Quando
il vecchio Jim non riusciva a chiamare il montacarichi, che spesso veniva
chiuso male dagli operai che ricevevano il formaggio, soleva urlare come un
dannato:
« Shut, boys, you
know, that fucking door!»
Ce l’aveva soprattutto, il vecchio Jim,
con certi ragazzi egiziani che lavoravano di sopra. C’erano anche dei ragazzi
italiani, nella catena di montaggio, ma tutti sembravano avercela con quegli
egiziani (scoprii più tardi che erano Egiziani di religione Copta).
Anche
Pinto, l’altro grande vecchio della fabbrica, che fungeva da magazziniere,
mentre circolava col suo muletto per il carico e lo scarico delle
merci, rivolgeva i suoi strali, in una strana e buffissima lingua, tutta
sua, frammista di italiano,
portoghese e inglese, ai giovani egiziani, ai quali, indistintamente
diceva in tono canzonatorio, quando gli
passava accanto:
«Ragassu
arabu comidu carne con culo e poi ditu “very gudy!”» .
E ridacchiando si allontanava, sempre spingendo
il suo carrello e facendo finta di non sentire la risposta piccata di quelli.
Io
mi ero fatto crescere una gran barba nera e sbrigavo il mio lavoro agli ordini
di Jim, che però non mi permise mai di entrare nella cella frigorifera e mi
rispettava in tutto e per tutto.

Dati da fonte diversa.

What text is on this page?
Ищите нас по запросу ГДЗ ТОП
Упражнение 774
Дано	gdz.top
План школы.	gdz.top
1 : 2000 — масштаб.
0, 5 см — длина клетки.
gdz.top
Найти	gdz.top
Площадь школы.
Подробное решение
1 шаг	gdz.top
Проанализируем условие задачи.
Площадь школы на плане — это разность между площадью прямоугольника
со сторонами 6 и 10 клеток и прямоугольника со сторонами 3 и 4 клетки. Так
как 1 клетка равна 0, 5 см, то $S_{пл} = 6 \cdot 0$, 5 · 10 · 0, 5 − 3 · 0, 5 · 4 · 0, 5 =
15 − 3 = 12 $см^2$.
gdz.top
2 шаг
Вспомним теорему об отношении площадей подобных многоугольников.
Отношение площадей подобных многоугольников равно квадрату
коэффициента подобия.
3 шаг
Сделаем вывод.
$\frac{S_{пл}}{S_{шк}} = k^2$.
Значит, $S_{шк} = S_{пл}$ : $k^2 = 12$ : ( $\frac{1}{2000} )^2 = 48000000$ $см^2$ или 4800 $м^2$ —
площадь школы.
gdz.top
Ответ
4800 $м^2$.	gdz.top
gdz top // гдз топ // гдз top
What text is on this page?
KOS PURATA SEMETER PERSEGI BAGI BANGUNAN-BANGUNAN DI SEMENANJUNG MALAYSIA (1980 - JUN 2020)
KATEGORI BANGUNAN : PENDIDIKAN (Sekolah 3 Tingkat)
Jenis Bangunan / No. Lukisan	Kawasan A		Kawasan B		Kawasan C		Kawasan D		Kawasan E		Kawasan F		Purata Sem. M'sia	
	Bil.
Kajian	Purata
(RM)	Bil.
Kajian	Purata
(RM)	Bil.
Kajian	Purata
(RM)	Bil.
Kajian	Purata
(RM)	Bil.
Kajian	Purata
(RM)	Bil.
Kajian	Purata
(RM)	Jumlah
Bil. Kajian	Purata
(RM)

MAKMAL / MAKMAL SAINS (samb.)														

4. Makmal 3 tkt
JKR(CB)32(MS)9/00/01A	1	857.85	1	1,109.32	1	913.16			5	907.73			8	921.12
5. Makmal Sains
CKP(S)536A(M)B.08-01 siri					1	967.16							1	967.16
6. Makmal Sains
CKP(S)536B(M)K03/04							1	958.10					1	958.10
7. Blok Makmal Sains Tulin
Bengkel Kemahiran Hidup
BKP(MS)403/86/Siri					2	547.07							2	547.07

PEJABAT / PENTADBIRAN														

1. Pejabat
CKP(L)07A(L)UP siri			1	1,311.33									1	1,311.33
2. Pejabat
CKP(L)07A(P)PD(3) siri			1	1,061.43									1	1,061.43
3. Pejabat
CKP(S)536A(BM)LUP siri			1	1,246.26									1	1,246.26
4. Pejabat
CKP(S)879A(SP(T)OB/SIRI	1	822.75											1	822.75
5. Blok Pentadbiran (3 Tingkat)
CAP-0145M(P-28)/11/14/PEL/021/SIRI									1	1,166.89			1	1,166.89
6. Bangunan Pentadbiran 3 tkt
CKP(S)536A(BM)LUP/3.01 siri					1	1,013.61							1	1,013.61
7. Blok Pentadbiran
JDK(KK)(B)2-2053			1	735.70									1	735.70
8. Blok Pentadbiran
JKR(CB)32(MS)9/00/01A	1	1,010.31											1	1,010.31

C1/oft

La sera me ne stavo in camera a riposare, a
leggere e a scrivere poesie. Solo il
sabato mi concedevo un salto al pub a bere un paio di birre.
Andò così avanti per un paio di mesi. A un certo punto, stanco di stare solo anche sul posto di
lavoro, chiesi al boss di poter cambiare “upstairs”. Il capo mi volle accontentare e così iniziai una nuova vita.